First we had New York cricket in Joseph O'Neill's "Netherland"; now, in Shehan Karunatilaka's "The Legend of Pradeep Mathew," we get the more colorful Sri Lankan variation. Crotchety, arrack-marinated sportswriter W.G. "Wije" Karunasena is tasked with writing a documentary on Pradeep Mathew -- "Sri Lanka's greatest cricketer who never was" -- and races to do so before his liver packs in. ("There is nothing more inspiring than a solid deadline.")

Accompanied by his friend Ari, his quest to track down the elusive star quickly turns into a wild and wacky obstacle course comprising six-fingered coaches, shady match-fixers and grasping government officials.

Karunatilaka's rambunctious debut brims with inventive ideas and comic set-pieces. The sleuthing is fun and Wije is king of the killer one-liner (Ari looks like "Sherlock in a sarong"). However, buried among the mayhem are thought-provoking meditations on Sri Lanka's bloody history, family friction, corruption and alcoholism.

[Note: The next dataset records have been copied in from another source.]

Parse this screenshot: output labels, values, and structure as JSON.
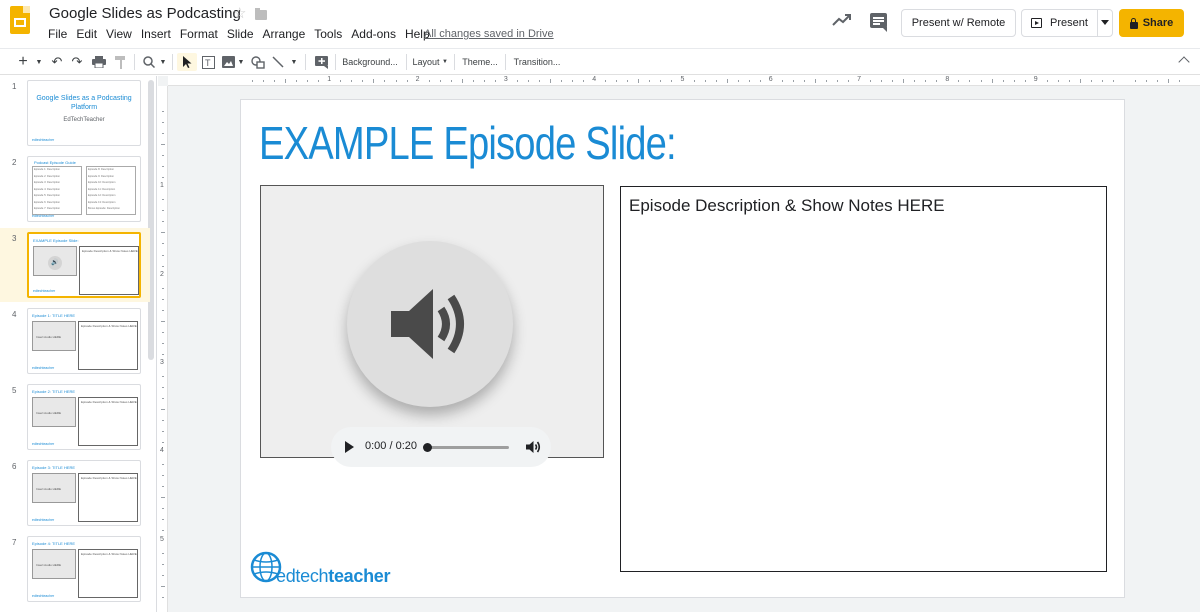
{
  "app": {
    "title": "Google Slides as Podcasting",
    "save_status": "All changes saved in Drive",
    "menu": [
      "File",
      "Edit",
      "View",
      "Insert",
      "Format",
      "Slide",
      "Arrange",
      "Tools",
      "Add-ons",
      "Help"
    ],
    "buttons": {
      "present_remote": "Present w/ Remote",
      "present": "Present",
      "share": "Share"
    },
    "accent_color": "#f4b400"
  },
  "toolbar": {
    "background": "Background...",
    "layout": "Layout",
    "theme": "Theme...",
    "transition": "Transition..."
  },
  "ruler": {
    "top": [
      "1",
      "2",
      "3",
      "4",
      "5",
      "6",
      "7",
      "8",
      "9"
    ],
    "left": [
      "1",
      "2",
      "3",
      "4",
      "5"
    ]
  },
  "filmstrip": {
    "slides": [
      {
        "number": "1",
        "title": "Google Slides as a Podcasting Platform",
        "subtitle": "EdTechTeacher"
      },
      {
        "number": "2",
        "title": "Podcast Episode Guide",
        "items": [
          "Episode 1: Description",
          "Episode 2: Description",
          "Episode 3: Description",
          "Episode 4: Description",
          "Episode 5: Description",
          "Episode 6: Description",
          "Episode 7: Description",
          "Episode 8: Description",
          "Episode 9: Description",
          "Episode 10: Description",
          "Episode 11: Description",
          "Episode 12: Description",
          "Episode 13: Description",
          "Bonus Episode: Description"
        ]
      },
      {
        "number": "3",
        "title": "EXAMPLE Episode Slide:",
        "notes": "Episode Description & Show Notes HERE"
      },
      {
        "number": "4",
        "title": "Episode 1: TITLE HERE",
        "audio": "Insert Audio HERE",
        "notes": "Episode Description & Show Notes HERE"
      },
      {
        "number": "5",
        "title": "Episode 2: TITLE HERE",
        "audio": "Insert Audio HERE",
        "notes": "Episode Description & Show Notes HERE"
      },
      {
        "number": "6",
        "title": "Episode 3: TITLE HERE",
        "audio": "Insert Audio HERE",
        "notes": "Episode Description & Show Notes HERE"
      },
      {
        "number": "7",
        "title": "Episode 4: TITLE HERE",
        "audio": "Insert Audio HERE",
        "notes": "Episode Description & Show Notes HERE"
      }
    ],
    "brand_small": "edtechteacher"
  },
  "slide": {
    "title": "EXAMPLE Episode Slide:",
    "notes_text": "Episode Description & Show Notes HERE",
    "player": {
      "time": "0:00 / 0:20",
      "progress": 0.0
    },
    "brand": {
      "prefix": "edtech",
      "suffix": "teacher",
      "color": "#1a8bd4"
    }
  }
}
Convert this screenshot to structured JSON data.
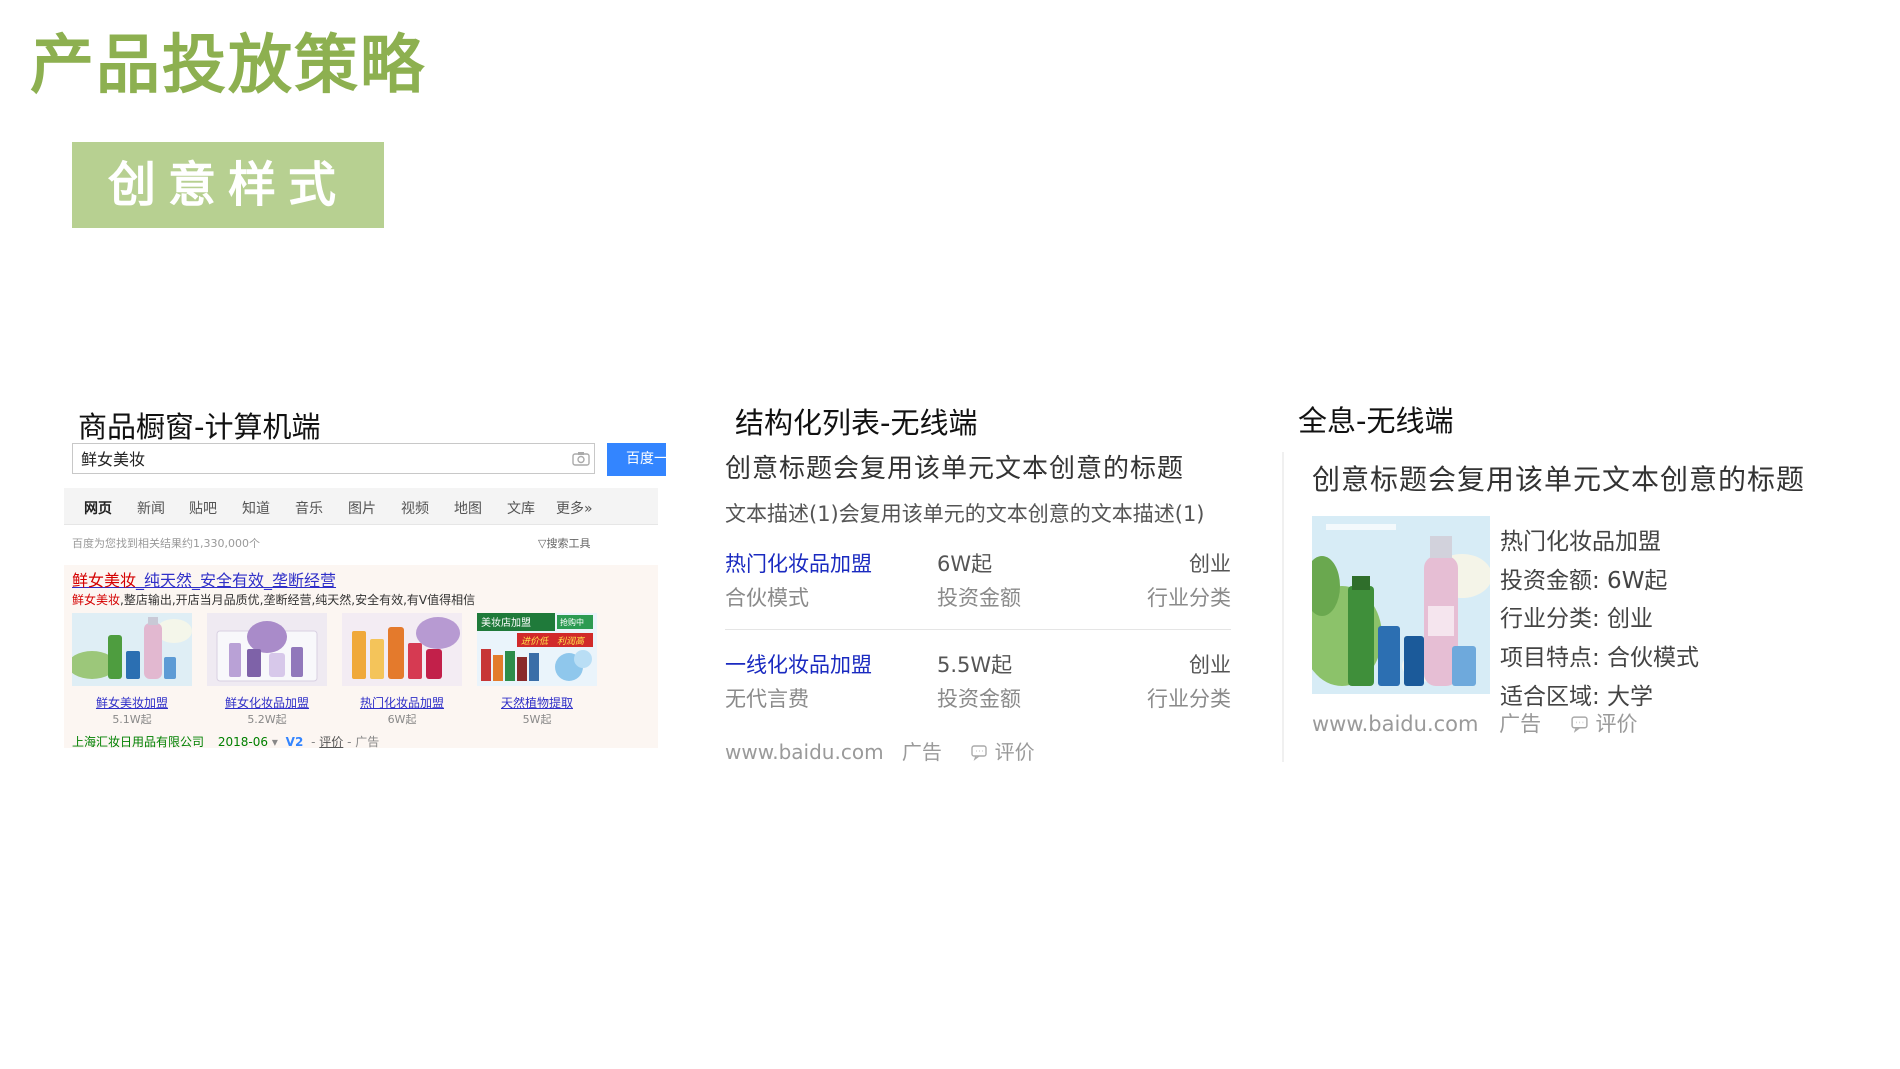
{
  "page": {
    "title": "产品投放策略",
    "badge": "创意样式"
  },
  "panels": {
    "desktop": {
      "label": "商品橱窗-计算机端",
      "search_value": "鲜女美妆",
      "search_button": "百度一",
      "nav": [
        "网页",
        "新闻",
        "贴吧",
        "知道",
        "音乐",
        "图片",
        "视频",
        "地图",
        "文库",
        "更多»"
      ],
      "result_count": "百度为您找到相关结果约1,330,000个",
      "search_tools": "搜索工具",
      "ad_title_highlight": "鲜女美妆",
      "ad_title_rest": "_纯天然_安全有效_垄断经营",
      "ad_desc_highlight": "鲜女美妆",
      "ad_desc_rest": ",整店输出,开店当月品质优,垄断经营,纯天然,安全有效,有V值得相信",
      "products": [
        {
          "name": "鲜女美妆加盟",
          "price": "5.1W起"
        },
        {
          "name": "鲜女化妆品加盟",
          "price": "5.2W起"
        },
        {
          "name": "热门化妆品加盟",
          "price": "6W起"
        },
        {
          "name": "天然植物提取",
          "price": "5W起"
        }
      ],
      "promo_lines": [
        "美妆店加盟",
        "抢购中",
        "进价低",
        "利润高"
      ],
      "footer": {
        "company": "上海汇妆日用品有限公司",
        "date": "2018-06",
        "v_badge": "V2",
        "rating": "评价",
        "ad": "广告"
      }
    },
    "structured": {
      "label": "结构化列表-无线端",
      "ad_title": "创意标题会复用该单元文本创意的标题",
      "ad_desc": "文本描述(1)会复用该单元的文本创意的文本描述(1)",
      "rows": [
        {
          "name": "热门化妆品加盟",
          "sub": "合伙模式",
          "amount": "6W起",
          "amount_label": "投资金额",
          "category": "创业",
          "category_label": "行业分类"
        },
        {
          "name": "一线化妆品加盟",
          "sub": "无代言费",
          "amount": "5.5W起",
          "amount_label": "投资金额",
          "category": "创业",
          "category_label": "行业分类"
        }
      ],
      "footer": {
        "url": "www.baidu.com",
        "ad": "广告",
        "rating": "评价"
      }
    },
    "full_info": {
      "label": "全息-无线端",
      "ad_title": "创意标题会复用该单元文本创意的标题",
      "info_lines": [
        "热门化妆品加盟",
        "投资金额: 6W起",
        "行业分类: 创业",
        "项目特点: 合伙模式",
        "适合区域: 大学"
      ],
      "footer": {
        "url": "www.baidu.com",
        "ad": "广告",
        "rating": "评价"
      }
    }
  },
  "colors": {
    "title_green": "#8db050",
    "badge_green": "#b7d091",
    "baidu_blue": "#3385ff",
    "link_blue": "#1a2ac0",
    "highlight_red": "#d40000"
  }
}
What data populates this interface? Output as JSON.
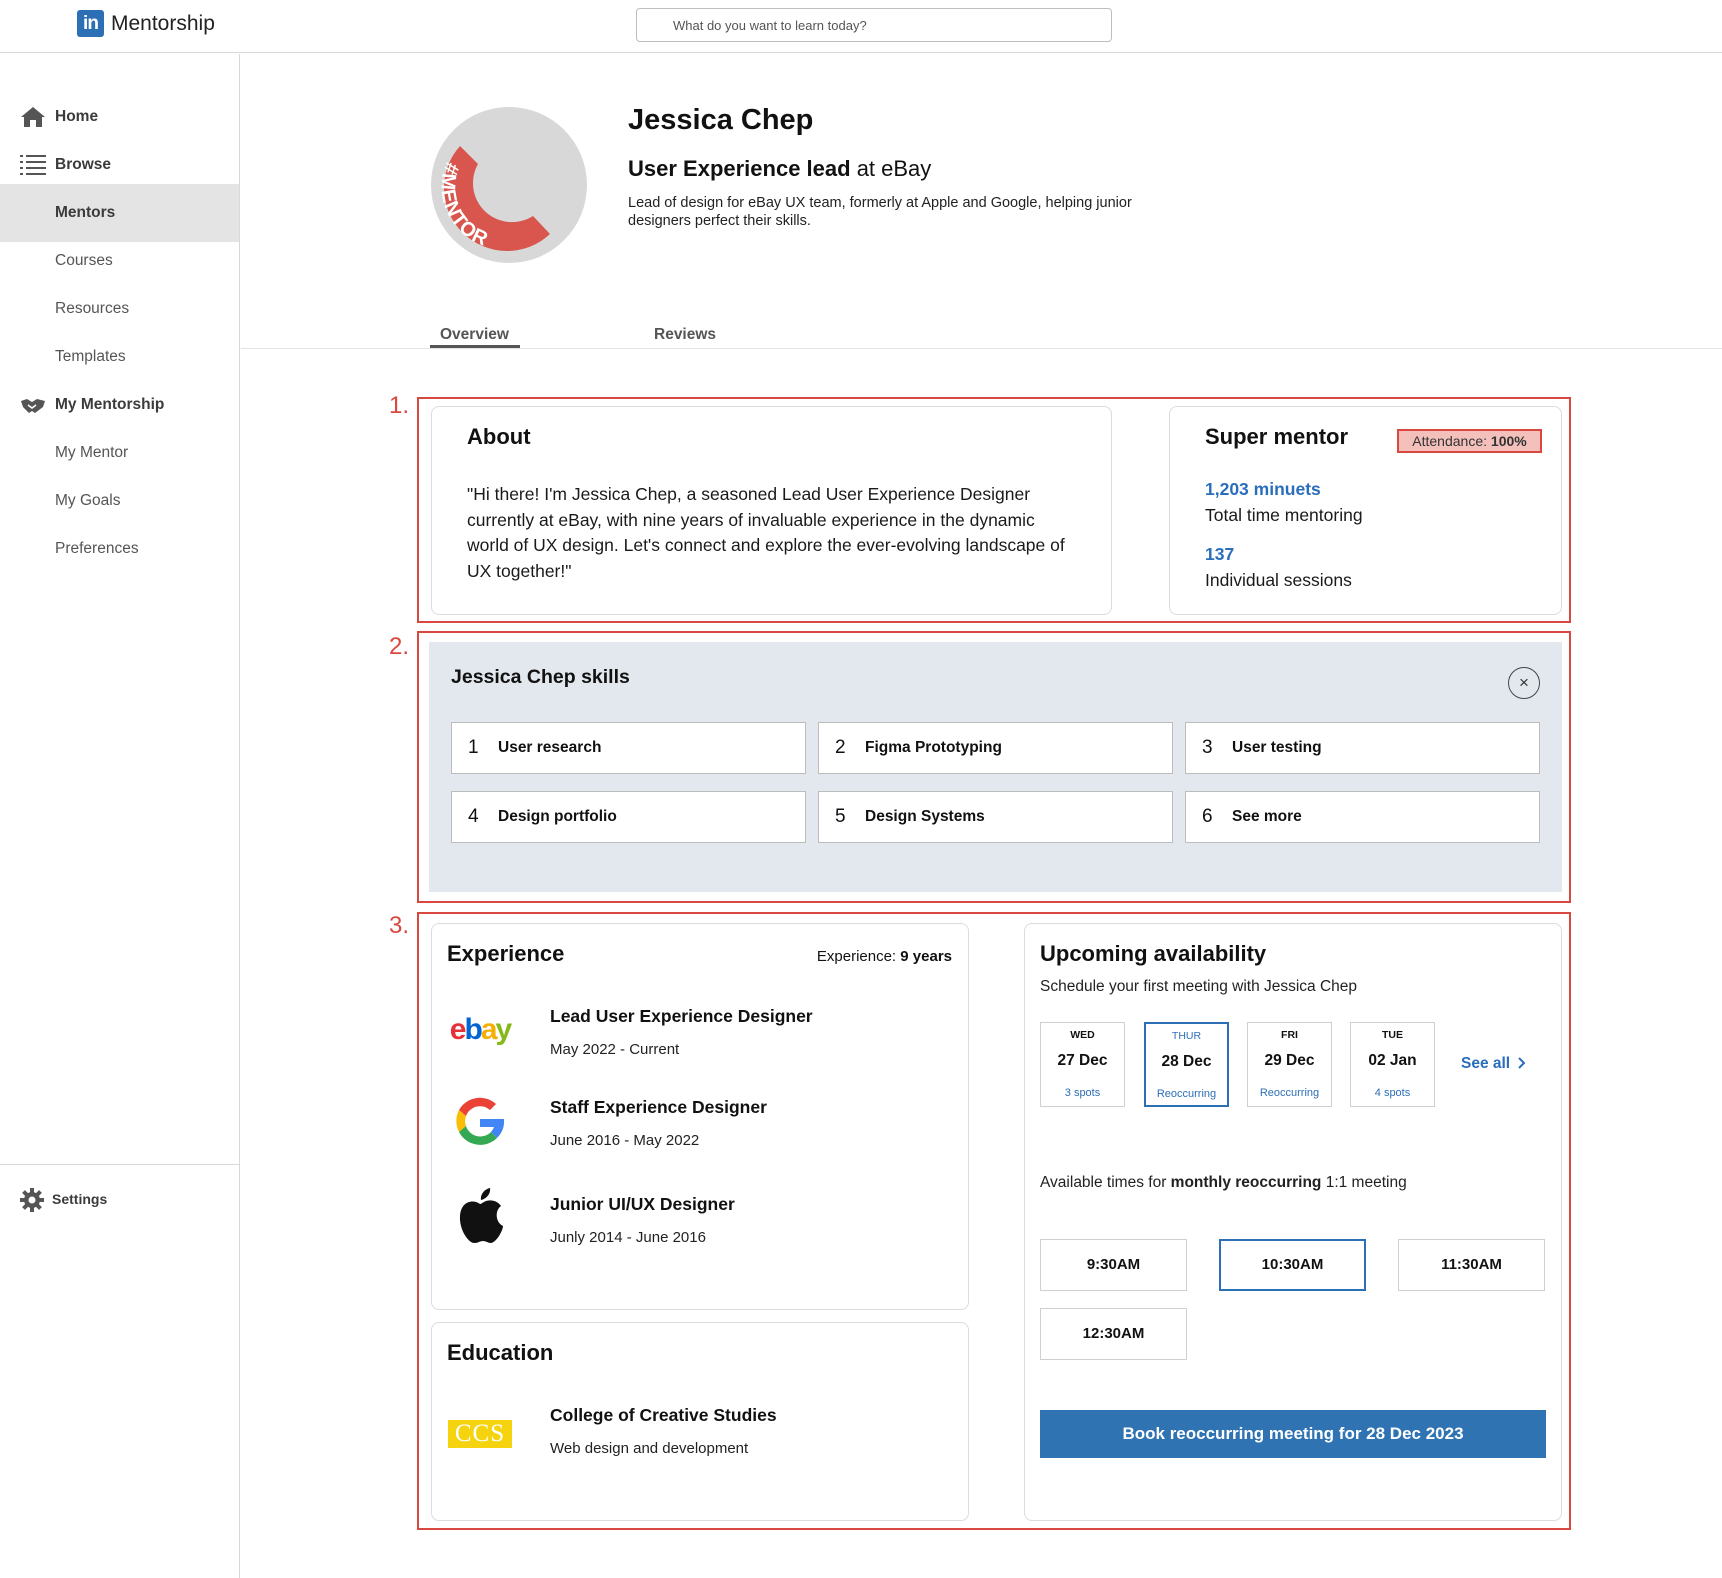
{
  "header": {
    "brand_logo_text": "in",
    "brand_name": "Mentorship",
    "search_placeholder": "What do you want to learn today?"
  },
  "sidebar": {
    "items": [
      {
        "label": "Home",
        "icon": "home-icon"
      },
      {
        "label": "Browse",
        "icon": "list-icon"
      },
      {
        "label": "Mentors",
        "active": true
      },
      {
        "label": "Courses"
      },
      {
        "label": "Resources"
      },
      {
        "label": "Templates"
      },
      {
        "label": "My Mentorship",
        "icon": "handshake-icon"
      },
      {
        "label": "My Mentor"
      },
      {
        "label": "My Goals"
      },
      {
        "label": "Preferences"
      }
    ],
    "settings_label": "Settings"
  },
  "profile": {
    "avatar_badge": "#MENTOR",
    "name": "Jessica Chep",
    "role_title": "User Experience lead",
    "role_company": " at eBay",
    "bio": "Lead of design for eBay UX team, formerly  at Apple and Google, helping junior designers perfect their skills."
  },
  "tabs": {
    "overview": "Overview",
    "reviews": "Reviews"
  },
  "annotations": {
    "one": "1.",
    "two": "2.",
    "three": "3."
  },
  "about": {
    "title": "About",
    "text": "\"Hi there! I'm Jessica Chep, a seasoned Lead User Experience Designer currently at eBay, with nine years of invaluable experience in the dynamic world of UX design. Let's connect and explore the ever-evolving landscape of UX together!\""
  },
  "super_mentor": {
    "title": "Super mentor",
    "attendance_label": "Attendance: ",
    "attendance_value": "100%",
    "minutes_value": "1,203 minuets",
    "minutes_label": "Total time mentoring",
    "sessions_value": "137",
    "sessions_label": "Individual sessions"
  },
  "skills": {
    "title": "Jessica Chep skills",
    "close": "×",
    "items": [
      {
        "num": "1",
        "label": "User research"
      },
      {
        "num": "2",
        "label": "Figma Prototyping"
      },
      {
        "num": "3",
        "label": "User testing"
      },
      {
        "num": "4",
        "label": "Design portfolio"
      },
      {
        "num": "5",
        "label": "Design Systems"
      },
      {
        "num": "6",
        "label": "See more"
      }
    ]
  },
  "experience": {
    "title": "Experience",
    "years_label": "Experience: ",
    "years_value": "9 years",
    "jobs": [
      {
        "title": "Lead User Experience Designer",
        "dates": "May 2022 - Current",
        "logo": "ebay-logo"
      },
      {
        "title": "Staff Experience Designer",
        "dates": "June 2016 - May 2022",
        "logo": "google-logo"
      },
      {
        "title": "Junior UI/UX Designer",
        "dates": "Junly 2014 - June 2016",
        "logo": "apple-logo"
      }
    ]
  },
  "education": {
    "title": "Education",
    "school": "College of Creative Studies",
    "program": "Web design and development",
    "logo_text": "CCS"
  },
  "availability": {
    "title": "Upcoming availability",
    "subtitle": "Schedule your first meeting with Jessica Chep",
    "days": [
      {
        "weekday": "WED",
        "date": "27 Dec",
        "note": "3 spots"
      },
      {
        "weekday": "THUR",
        "date": "28 Dec",
        "note": "Reoccurring",
        "selected": true
      },
      {
        "weekday": "FRI",
        "date": "29 Dec",
        "note": "Reoccurring"
      },
      {
        "weekday": "TUE",
        "date": "02 Jan",
        "note": "4 spots"
      }
    ],
    "see_all": "See all",
    "times_prefix": "Available times for ",
    "times_bold": "monthly reoccurring",
    "times_suffix": " 1:1 meeting",
    "slots": [
      {
        "time": "9:30AM"
      },
      {
        "time": "10:30AM",
        "selected": true
      },
      {
        "time": "11:30AM"
      },
      {
        "time": "12:30AM"
      }
    ],
    "book_button": "Book reoccurring meeting for 28 Dec 2023"
  },
  "colors": {
    "brand_blue": "#2d6fb5",
    "link_blue": "#2a6ebb",
    "annotation_red": "#d8483e",
    "skills_bg": "#e2e8ee"
  }
}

The latter provides much of the madcap humor but also more bittersweet interludes. When Wije is on his deathbed, Karunatilaka skillfully tinges his wit with pathos: "The nurse adjusts my bedpan while Sheila smothers me in kisses. It is the closest I have come to a ménage à trois in my wretched, uneventful life." Better still, we reach a point where we are forced to ask ourselves if Wije's sozzled state has warped the authenticity of his account.

Cricket aficionados will love "The Legend of Pradeep Mathew," but Karunatilaka has stuffed his novel so full of life -- albeit a crazily inflated version of it -- for it to charm and dazzle the rest of us in equal measure.